Tuesday, May 25, 2010

Letting Go of Expectations, Loving What Is

So I thought that we would have a Welcome Home Party for Israel around the end of June.  A medium sized gathering (for us that means about 50-75 people) in the park with soccer balls, our soccer goal and cones, and a soccer ball full of candy to hang from a tree and beat with a stick til all the candy falls out and the children swarm.  Israel is into soccer, only he calls it football.  I imagined we would also surprise my husband with a 50th Birthday Cake since he turned 50 in the Congo and we never got to celebrate.  To make this happen I would need to send in my parks department request immediately, and I just can't do it. 

Sorry to everyone who is waiting for the invite to this event.  It isn't coming right now.  I feel totally overwhelmed with our life right now.  I cannot plan this event until I am no longer overwhelmed.  I know that by the end of June, I will feel much much better.  I will be spending five days a week at our pool, one day a week at the beach, and one day a week at home.  No more downtown, no more subways, no more walking everywhere carrying enough water and food for the entire day for three people, no more desperately trying to stay connected to my four year old on a busy sidewalk when he is frightened by each passing dog, every homeless person, and many other sights, sounds, sirens and random grown-ups. 

The adoption books talk about his anxiety as pervasive, and maybe it is -- supposedly he is constantly worried if he is safe, if he is where he will stay, if I will leave him, if Papa will leave him, if he will be okay, loved, fed, housed, clothed, and on and on.  A lot of the time I actually see these thoughts move round in his busy brain, and then, thankfully, he gets interested in something (a friend's electronic piano, his drums, the computer, the printer, how a door works, how a lightswitch works, the stepstool and how to reach what he can't reach, music, his tricycle...) and he is totally absorbed with that thing and the worries go away. 

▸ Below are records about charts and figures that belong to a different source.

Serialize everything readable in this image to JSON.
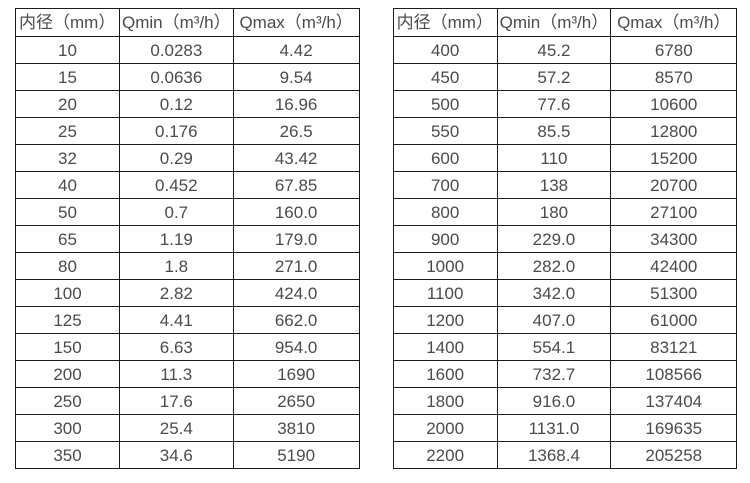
{
  "page": {
    "background_color": "#ffffff",
    "text_color": "#4b4b4b",
    "border_color": "#1c1c1c"
  },
  "tables": [
    {
      "name": "flow-spec-table-small-diameters",
      "headers": [
        "内径（mm）",
        "Qmin（m³/h）",
        "Qmax（m³/h）"
      ],
      "rows": [
        [
          "10",
          "0.0283",
          "4.42"
        ],
        [
          "15",
          "0.0636",
          "9.54"
        ],
        [
          "20",
          "0.12",
          "16.96"
        ],
        [
          "25",
          "0.176",
          "26.5"
        ],
        [
          "32",
          "0.29",
          "43.42"
        ],
        [
          "40",
          "0.452",
          "67.85"
        ],
        [
          "50",
          "0.7",
          "160.0"
        ],
        [
          "65",
          "1.19",
          "179.0"
        ],
        [
          "80",
          "1.8",
          "271.0"
        ],
        [
          "100",
          "2.82",
          "424.0"
        ],
        [
          "125",
          "4.41",
          "662.0"
        ],
        [
          "150",
          "6.63",
          "954.0"
        ],
        [
          "200",
          "11.3",
          "1690"
        ],
        [
          "250",
          "17.6",
          "2650"
        ],
        [
          "300",
          "25.4",
          "3810"
        ],
        [
          "350",
          "34.6",
          "5190"
        ]
      ]
    },
    {
      "name": "flow-spec-table-large-diameters",
      "headers": [
        "内径（mm）",
        "Qmin（m³/h）",
        "Qmax（m³/h）"
      ],
      "rows": [
        [
          "400",
          "45.2",
          "6780"
        ],
        [
          "450",
          "57.2",
          "8570"
        ],
        [
          "500",
          "77.6",
          "10600"
        ],
        [
          "550",
          "85.5",
          "12800"
        ],
        [
          "600",
          "110",
          "15200"
        ],
        [
          "700",
          "138",
          "20700"
        ],
        [
          "800",
          "180",
          "27100"
        ],
        [
          "900",
          "229.0",
          "34300"
        ],
        [
          "1000",
          "282.0",
          "42400"
        ],
        [
          "1100",
          "342.0",
          "51300"
        ],
        [
          "1200",
          "407.0",
          "61000"
        ],
        [
          "1400",
          "554.1",
          "83121"
        ],
        [
          "1600",
          "732.7",
          "108566"
        ],
        [
          "1800",
          "916.0",
          "137404"
        ],
        [
          "2000",
          "1131.0",
          "169635"
        ],
        [
          "2200",
          "1368.4",
          "205258"
        ]
      ]
    }
  ]
}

I think life at the pool will be calmer and simpler.  I imagine him exploring the grass, the concrete, the water, the shade, the sun, the mushroom-shaped fountain in the toddler area, kickboards and swim-noodles. He loves to splash water into his own face, so I am hoping he will love the pool.

By the end of June, I will be able to begin to plan this event.  Since no one is around in August, I can get a date from the parks department for early September.  This is my current plan.  At this party, I want to honor all the people who helped bring Israel home -- the ones who wrote letters to recommend Scott and I as parents; the ones who helped us get things done, because there was so much to get done; and all of you who offered us so much support.  It has been a long, strange trip, (a la J. Garcia) and we will look back on this and it will all seem funny (a la Bruce), 

Right now Israel would be overwhelmed by it all.  Especially since we have birthday parties galore to attend in the upcoming six weeks.  I am looking forward to teaching Israel that we honor each person on their birthday with wishes and gifts and sugar.  But until he sees a few other parties, he won't be interested in his own. 
 
What is happening here that is wonderful is that today Israel learned how to pedal his tricycle (thanks again Kate!).  This was no small feat with his muscles being very low in tone -- he never got a chance to use his leg muscles in the Congo.  His feet roll in and splay out, and the orthopedic doctor said he just needs to wear his new sneakers with support inside, and use his feet, and he is, and he is loving it.  After learning to cycle on his own, Papa showed up to watch.  Israel beamed with pride. 

Every time he sees an airplane, he gets very excited, smiles wide and says, "avion!  Papa!"  and he waves, as if Papa is still on the plane.  (Avion is French for airplane.)  He loves that he was on a plane with Papa.  Me too.  Papa too.  Even Eddie is starting to love it.